What Will the Future of Food Production Look Like?
This is a guest blog from Innovate UK - the UK's Innovation Agency
The world’s population is increasing, causing a potential strain on key resources. By 2050, the population will be around 10 billion people. The big question arising from the statistic is whether there’ll be enough food to accommodate everyone.
There are new technologies in place to address the issue and more. Not only will we need more food, but our cultivation of it will have to be sustainable, efficient and environmentally friendly. The technology will not only push food production in this direction, but make the food better, healthy and more affordable for the consumer.
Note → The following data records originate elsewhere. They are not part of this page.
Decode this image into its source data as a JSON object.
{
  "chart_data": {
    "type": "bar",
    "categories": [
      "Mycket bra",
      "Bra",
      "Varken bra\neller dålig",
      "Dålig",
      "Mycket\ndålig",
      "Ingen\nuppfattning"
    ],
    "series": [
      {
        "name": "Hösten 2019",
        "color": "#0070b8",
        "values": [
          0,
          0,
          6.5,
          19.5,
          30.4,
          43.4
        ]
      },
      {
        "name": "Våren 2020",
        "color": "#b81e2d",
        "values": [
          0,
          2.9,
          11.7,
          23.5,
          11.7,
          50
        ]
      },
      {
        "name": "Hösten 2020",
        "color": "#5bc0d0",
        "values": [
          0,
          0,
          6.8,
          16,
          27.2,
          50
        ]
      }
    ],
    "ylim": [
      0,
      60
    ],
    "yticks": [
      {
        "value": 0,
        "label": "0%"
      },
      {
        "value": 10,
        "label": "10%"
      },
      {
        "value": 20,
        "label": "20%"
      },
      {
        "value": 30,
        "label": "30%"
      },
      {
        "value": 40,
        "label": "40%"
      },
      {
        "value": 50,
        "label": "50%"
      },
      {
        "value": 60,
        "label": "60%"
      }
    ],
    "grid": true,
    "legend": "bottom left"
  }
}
We can improve the efficiency and quality of our crop yields by implementing new smart technology into farming.
Precision farming revolves around optimising every aspect of the process, to the point people don’t need to be physically present in the fields.
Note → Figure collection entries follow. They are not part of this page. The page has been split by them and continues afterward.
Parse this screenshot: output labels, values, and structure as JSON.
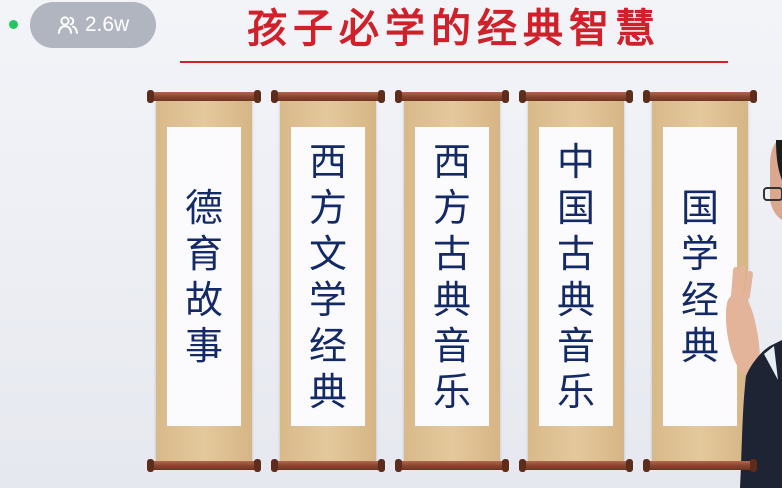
{
  "header": {
    "viewer_count": "2.6w",
    "viewer_icon": "people-icon",
    "live_indicator_color": "#22c55e"
  },
  "slide": {
    "title": "孩子必学的经典智慧",
    "title_color": "#d0202a",
    "scrolls": [
      {
        "text": "德育故事"
      },
      {
        "text": "西方文学经典"
      },
      {
        "text": "西方古典音乐"
      },
      {
        "text": "中国古典音乐"
      },
      {
        "text": "国学经典"
      }
    ]
  }
}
Autonomous tractors will have pre-planned GPS routes already mapped out for them, calculated to be the most efficient routes to minimise soil erosion and increase crop yields.
In much the same way crop yielding is optimised, new technologies are already making an impact on how livestock are monitored. The animals’ diets can be optimised and their fertility monitored, all without being physically present. Herds become healthier and more productive as a result.
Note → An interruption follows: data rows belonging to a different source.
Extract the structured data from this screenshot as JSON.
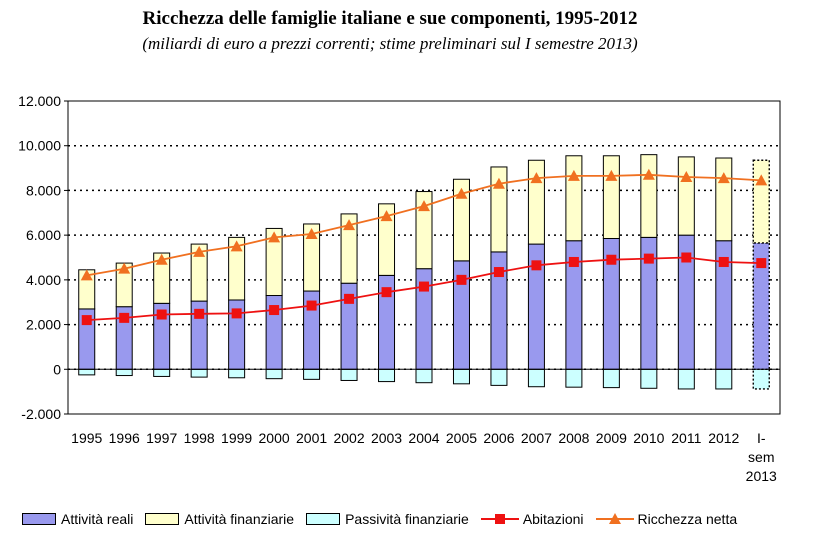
{
  "colors": {
    "real_assets": "#9999ee",
    "financial_assets": "#ffffcc",
    "liabilities": "#ccffff",
    "housing": "#ee1111",
    "net_wealth": "#f07020",
    "grid": "#000000"
  },
  "chart_data": {
    "type": "bar",
    "title": "Ricchezza delle famiglie italiane e sue componenti, 1995-2012",
    "subtitle": "(miliardi di euro a prezzi correnti; stime preliminari sul I semestre 2013)",
    "categories": [
      "1995",
      "1996",
      "1997",
      "1998",
      "1999",
      "2000",
      "2001",
      "2002",
      "2003",
      "2004",
      "2005",
      "2006",
      "2007",
      "2008",
      "2009",
      "2010",
      "2011",
      "2012",
      "I-sem 2013"
    ],
    "category_label_lines": [
      [
        "1995"
      ],
      [
        "1996"
      ],
      [
        "1997"
      ],
      [
        "1998"
      ],
      [
        "1999"
      ],
      [
        "2000"
      ],
      [
        "2001"
      ],
      [
        "2002"
      ],
      [
        "2003"
      ],
      [
        "2004"
      ],
      [
        "2005"
      ],
      [
        "2006"
      ],
      [
        "2007"
      ],
      [
        "2008"
      ],
      [
        "2009"
      ],
      [
        "2010"
      ],
      [
        "2011"
      ],
      [
        "2012"
      ],
      [
        "I-",
        "sem",
        "2013"
      ]
    ],
    "ylim": [
      -2000,
      12000
    ],
    "yticks": [
      -2000,
      0,
      2000,
      4000,
      6000,
      8000,
      10000,
      12000
    ],
    "ytick_labels": [
      "-2.000",
      "0",
      "2.000",
      "4.000",
      "6.000",
      "8.000",
      "10.000",
      "12.000"
    ],
    "grid": "horizontal dotted",
    "legend_position": "bottom",
    "series": [
      {
        "name": "Attività reali",
        "kind": "bar",
        "values": [
          2700,
          2800,
          2950,
          3050,
          3100,
          3300,
          3500,
          3850,
          4200,
          4500,
          4850,
          5250,
          5600,
          5750,
          5850,
          5900,
          6000,
          5750,
          5650
        ]
      },
      {
        "name": "Attività finanziarie",
        "kind": "bar",
        "values": [
          1750,
          1950,
          2250,
          2550,
          2800,
          3000,
          3000,
          3100,
          3200,
          3450,
          3650,
          3800,
          3750,
          3800,
          3700,
          3700,
          3500,
          3700,
          3700
        ]
      },
      {
        "name": "Passività finanziarie",
        "kind": "bar",
        "values": [
          -250,
          -280,
          -320,
          -350,
          -380,
          -420,
          -450,
          -500,
          -550,
          -600,
          -650,
          -720,
          -780,
          -800,
          -820,
          -850,
          -880,
          -880,
          -880
        ]
      },
      {
        "name": "Abitazioni",
        "kind": "line",
        "values": [
          2200,
          2300,
          2450,
          2480,
          2500,
          2650,
          2850,
          3150,
          3450,
          3700,
          4000,
          4350,
          4650,
          4800,
          4900,
          4950,
          5000,
          4800,
          4750
        ]
      },
      {
        "name": "Ricchezza netta",
        "kind": "line",
        "values": [
          4200,
          4500,
          4900,
          5250,
          5500,
          5900,
          6050,
          6450,
          6850,
          7300,
          7850,
          8300,
          8550,
          8650,
          8650,
          8700,
          8600,
          8550,
          8450
        ]
      }
    ]
  }
}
Another method is through vertical farming, which involves growing crops in a controlled environment. The crops receive just the right amount of nutrients, heat, light and water, and only when they’re deemed to be in their peak condition are they harvested.
An added advantage is the ability to subvert many aspects of the process. Using LED lights, you can extend the lifespan of some crops so they can be harvested 24/7.
It will also be possible to produce food in new environments that aren’t necessarily tailored towards farming. In cities, for example, hydroponics can be utilised, meaning only recyclable water with nutrients is used instead of soil.
Targeted Food Production
The demands of the people can be catered to by utilising new food production technology. This can range from alternative protein demands to allergen-free foods.
Controversially, insects may be used as an alternative protein source. They’re an ideal source of protein, while also being cheaper and easier to cultivate compared to livestock.
Gene editing technology can remove allergens from foods, and create new crops that are healthier in certain areas (new crops with more omega-3 enriched oils will have cardiovascular benefits, for example).
What This Means for Jobs
With all this talk of automation and new technology, it can be tempting to think this will lead to lower job opportunities. We’re all fed stories about the machines taking over and killing valuable jobs.
However, this isn’t necessarily the case.
We assume the new technology will make us obsolete, but the main functionality of the new machines is to assist as opposed to replace. We don’t need to physically go out into the fields, but room has now opened up for us to focus on other aspects of the farming process. Automation looks to replace part of the job, as opposed to the entire job.
The autonomous tractors only replace one part of the process, for example, but it doesn’t mean the farmer is rendered completely useless. He or she no longer needs to use the tractor. The human element is still required in vertical farming and gene editing, whether it’s operating the technology itself or coming up with new and creative ways of enhancing these systems.
All in all, new technological advancements shouldn’t be considered a threat to jobs in general. While machines may replace some areas, other areas then open up in order to accommodate the new changes.